Elle parlait comme si prononcer ces mots lui en coûtait. Je pouvais presque percevoir la douleur que l'évocation de ce sujet suscitait chez elle. Peu importait la raison derrière son départ, elle lui avait beaucoup fait souffrir. Et ça ne fit que renforcer mon désir de la protéger.
Mais je souris à un détail, car j'avais vu juste. Sa façon de manger les mots lui venait bien du Texas.
– Ça va ! Lâche-la, Maryse, tu vois bien qu'elle ne ment pas.
La manager la regardait différemment. Elle aussi avait dû percevoir sa douleur. Elle n'avait pas l'air de vouloir la prendre dans ses bras comme moi, mais je pouvais remarquer qu'elle s'était détendue un tout petit peu.
– Je comprends que vous ayez peur que je dévoile à tout le monde que Rick est sans le sou et qu'il se marie pour hériter de la fortune de sa tante, ajouta Sara qui s'était recomposé une expression neutre. Je la comprends aussi, car vu le mode de vie de Rick, c'est normal qu'elle ait eu peur qu'il finisse sa vie seul.
Maryse haussa un sourcil à mon intention, l'air de dire « sérieusement Rick ? ». Bah, ouais, c'était l'histoire que j'avais racontée à Sara : ma tante super blindée du côté paternel – que je ne savais pas si elle existait ou non, car mon père avait coupé les ponts, pour je ne savais quelle raison avec tous les siens — venait de mourir et elle m'avait légué toute sa fortune.

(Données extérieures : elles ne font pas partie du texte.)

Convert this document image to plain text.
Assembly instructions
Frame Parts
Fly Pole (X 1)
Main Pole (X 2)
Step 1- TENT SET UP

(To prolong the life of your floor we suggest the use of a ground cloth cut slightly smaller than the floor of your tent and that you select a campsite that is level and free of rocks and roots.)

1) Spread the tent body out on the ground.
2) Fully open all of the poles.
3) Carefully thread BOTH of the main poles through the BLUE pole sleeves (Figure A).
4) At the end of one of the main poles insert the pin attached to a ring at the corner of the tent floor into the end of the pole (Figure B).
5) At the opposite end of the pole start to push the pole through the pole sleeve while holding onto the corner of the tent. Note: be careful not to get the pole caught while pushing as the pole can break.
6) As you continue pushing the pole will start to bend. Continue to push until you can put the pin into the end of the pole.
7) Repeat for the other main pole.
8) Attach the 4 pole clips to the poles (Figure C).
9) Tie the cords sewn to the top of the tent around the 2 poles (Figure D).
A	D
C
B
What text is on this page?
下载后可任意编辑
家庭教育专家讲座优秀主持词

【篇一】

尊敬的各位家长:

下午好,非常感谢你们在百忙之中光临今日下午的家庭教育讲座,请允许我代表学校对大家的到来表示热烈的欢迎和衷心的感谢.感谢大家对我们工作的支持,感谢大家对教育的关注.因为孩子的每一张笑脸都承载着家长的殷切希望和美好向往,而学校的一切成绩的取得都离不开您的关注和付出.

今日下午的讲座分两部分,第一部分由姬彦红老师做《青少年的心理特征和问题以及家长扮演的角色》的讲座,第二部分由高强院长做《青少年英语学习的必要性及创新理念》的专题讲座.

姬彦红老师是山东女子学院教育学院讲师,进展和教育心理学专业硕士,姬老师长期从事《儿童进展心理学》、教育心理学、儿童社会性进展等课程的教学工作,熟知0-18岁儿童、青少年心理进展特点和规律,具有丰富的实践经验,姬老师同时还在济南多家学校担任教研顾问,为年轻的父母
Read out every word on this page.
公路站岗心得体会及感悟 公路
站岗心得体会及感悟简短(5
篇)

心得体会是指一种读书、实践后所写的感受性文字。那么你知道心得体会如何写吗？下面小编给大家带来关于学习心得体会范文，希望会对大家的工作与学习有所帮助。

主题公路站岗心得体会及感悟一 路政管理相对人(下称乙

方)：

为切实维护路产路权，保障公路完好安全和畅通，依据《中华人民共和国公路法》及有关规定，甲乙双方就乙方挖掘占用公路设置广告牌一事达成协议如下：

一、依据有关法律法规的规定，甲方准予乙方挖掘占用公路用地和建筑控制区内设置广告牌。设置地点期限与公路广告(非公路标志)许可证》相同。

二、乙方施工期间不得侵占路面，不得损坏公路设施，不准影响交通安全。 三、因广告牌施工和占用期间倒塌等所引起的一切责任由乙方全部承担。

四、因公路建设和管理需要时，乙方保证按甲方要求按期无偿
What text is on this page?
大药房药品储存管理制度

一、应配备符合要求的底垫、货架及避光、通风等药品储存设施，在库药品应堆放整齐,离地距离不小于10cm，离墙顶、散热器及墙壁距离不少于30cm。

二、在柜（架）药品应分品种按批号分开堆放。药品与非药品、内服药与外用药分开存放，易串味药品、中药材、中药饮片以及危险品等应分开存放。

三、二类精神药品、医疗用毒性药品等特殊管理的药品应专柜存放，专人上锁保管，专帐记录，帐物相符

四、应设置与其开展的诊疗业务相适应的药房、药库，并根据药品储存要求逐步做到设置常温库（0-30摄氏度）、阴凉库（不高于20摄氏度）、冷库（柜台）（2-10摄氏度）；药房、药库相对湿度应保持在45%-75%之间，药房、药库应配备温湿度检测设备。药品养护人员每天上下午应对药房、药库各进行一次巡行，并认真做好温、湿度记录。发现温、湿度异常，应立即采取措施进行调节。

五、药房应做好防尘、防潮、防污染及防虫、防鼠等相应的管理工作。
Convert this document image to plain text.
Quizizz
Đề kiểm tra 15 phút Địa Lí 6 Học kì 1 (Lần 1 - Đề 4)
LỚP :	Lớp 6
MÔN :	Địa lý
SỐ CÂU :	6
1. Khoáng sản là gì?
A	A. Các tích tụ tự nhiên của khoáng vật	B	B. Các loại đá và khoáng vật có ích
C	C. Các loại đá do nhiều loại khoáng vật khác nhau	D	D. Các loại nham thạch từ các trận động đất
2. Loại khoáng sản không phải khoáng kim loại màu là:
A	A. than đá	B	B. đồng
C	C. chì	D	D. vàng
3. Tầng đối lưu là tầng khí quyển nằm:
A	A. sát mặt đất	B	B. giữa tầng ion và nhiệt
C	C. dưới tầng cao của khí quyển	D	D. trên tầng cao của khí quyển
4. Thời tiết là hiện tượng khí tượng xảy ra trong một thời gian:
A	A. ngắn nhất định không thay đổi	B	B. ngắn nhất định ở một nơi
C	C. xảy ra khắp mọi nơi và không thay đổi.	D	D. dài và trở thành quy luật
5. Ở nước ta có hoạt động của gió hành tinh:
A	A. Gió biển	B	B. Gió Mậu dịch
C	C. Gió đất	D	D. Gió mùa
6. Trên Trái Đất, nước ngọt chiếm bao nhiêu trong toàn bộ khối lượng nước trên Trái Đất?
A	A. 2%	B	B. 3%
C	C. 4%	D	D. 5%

Mais étant Italienne catholique jusqu'aux os, elle avait veillé à ce que j'accède à son argent qu'une fois marié. Et désormais, j'avais besoin d'une femme et je souhaitais que mes fans ne soient pas au courant de mes soucis financiers.
Elle cherchait un boulot, non ? C'en était un, facile de surcroît. Elle avait dû finir par admettre que ses arguments pour refuser n'étaient pas assez pertinents.
Elle m'avait ensuite demandé où est-ce que je trouverais l'argent pour le mariage si j'étais ruiné ? Je lui avais répondu qu'on n'avait pas la même perception de la pauvreté. À court d'argent signifiait juste pour moi que je courais sur mon dernier million. Et ce ne serait pas un problème pour moi de les dépenser puisque l'héritage de ma tante le valait vingt fois.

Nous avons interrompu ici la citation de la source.